Trotz Aktienverkäufen von CEO Kurtz klettert der Kurs auf ein Allzeithoch. Analysten sind vor dem Quartalsbericht am 3. Juni gespalten.

CrowdStrike Aktie
Kurz & knapp:
  • CEO veräußert Aktien im Wert von 3,6 Mio. Dollar
  • Kurs erreicht neues Allzeithoch bei 730,85 Dollar
  • Analysten uneins über zukünftige Kursentwicklung
  • Neue Partnerschaften im KI-Cybersicherheitsbereich

CrowdStrike-Chef George Kurtz hat in der vergangenen Woche Aktien im Wert von rund 3,6 Millionen Dollar verkauft — und die Aktie ist dennoch weiter geklettert. Ein klassisches Signal, das Anleger manchmal nervös macht. Hier ist der Kontext dazu wichtig.

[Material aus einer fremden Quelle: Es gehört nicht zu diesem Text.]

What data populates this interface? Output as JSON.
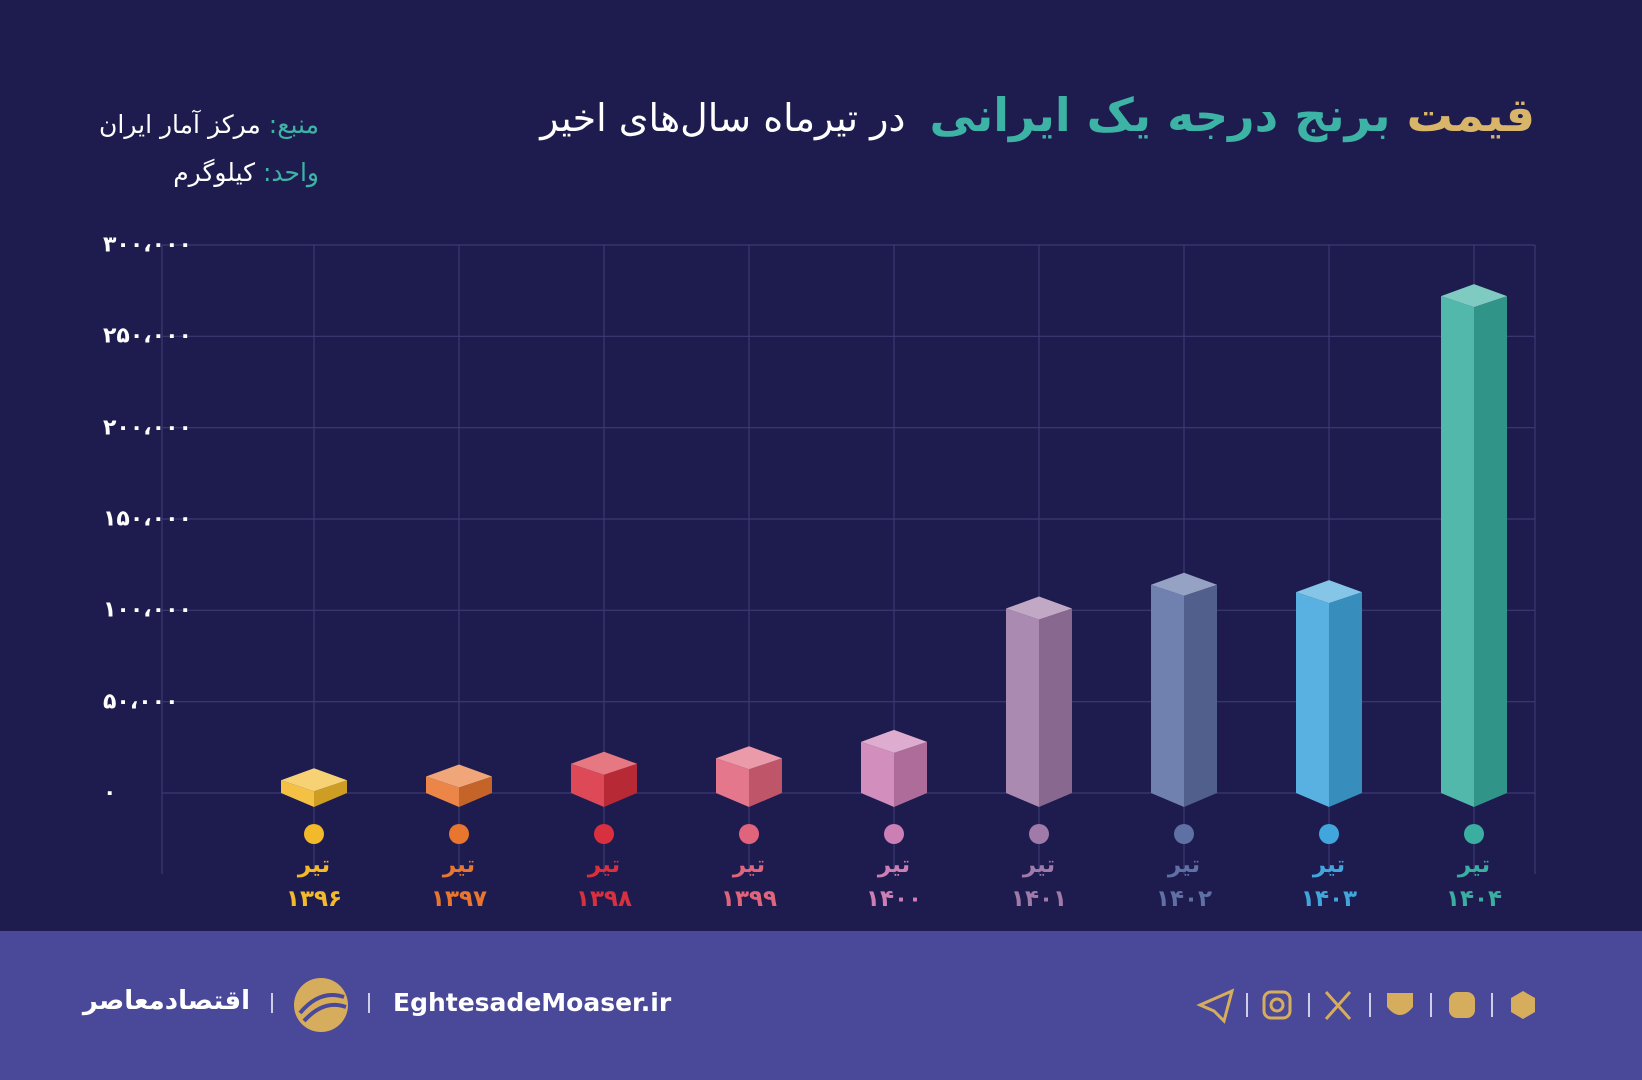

Planmäßige Verkäufe, kein Ausreißer

Kurtz veräußerte zwischen dem 27. und 29. Mai insgesamt rund 5.440 Aktien der Klasse A im Rahmen eines vorab festgelegten 10b5-1-Handelsplans, den er im Januar 2026 aufgesetzt hatte. Die Preise lagen zwischen rund 638 und 710 Dollar je Aktie. Solche Pläne schließen Insider-Timing auf Basis nichtöffentlicher Informationen strukturell aus. Nach den Verkäufen hält Kurtz weiterhin direkt mehr als 2,1 Millionen Aktien, zusätzlich zu indirekten Beständen über einen Familientrust.

Der Kurs ließ sich davon nicht bremsen. Die Aktie erreichte ein Allzeithoch und schloss zuletzt bei 730,85 Dollar — ein Plus von rund 56 Prozent seit Jahresbeginn. Die Marktkapitalisierung liegt bei gut 185 Milliarden Dollar.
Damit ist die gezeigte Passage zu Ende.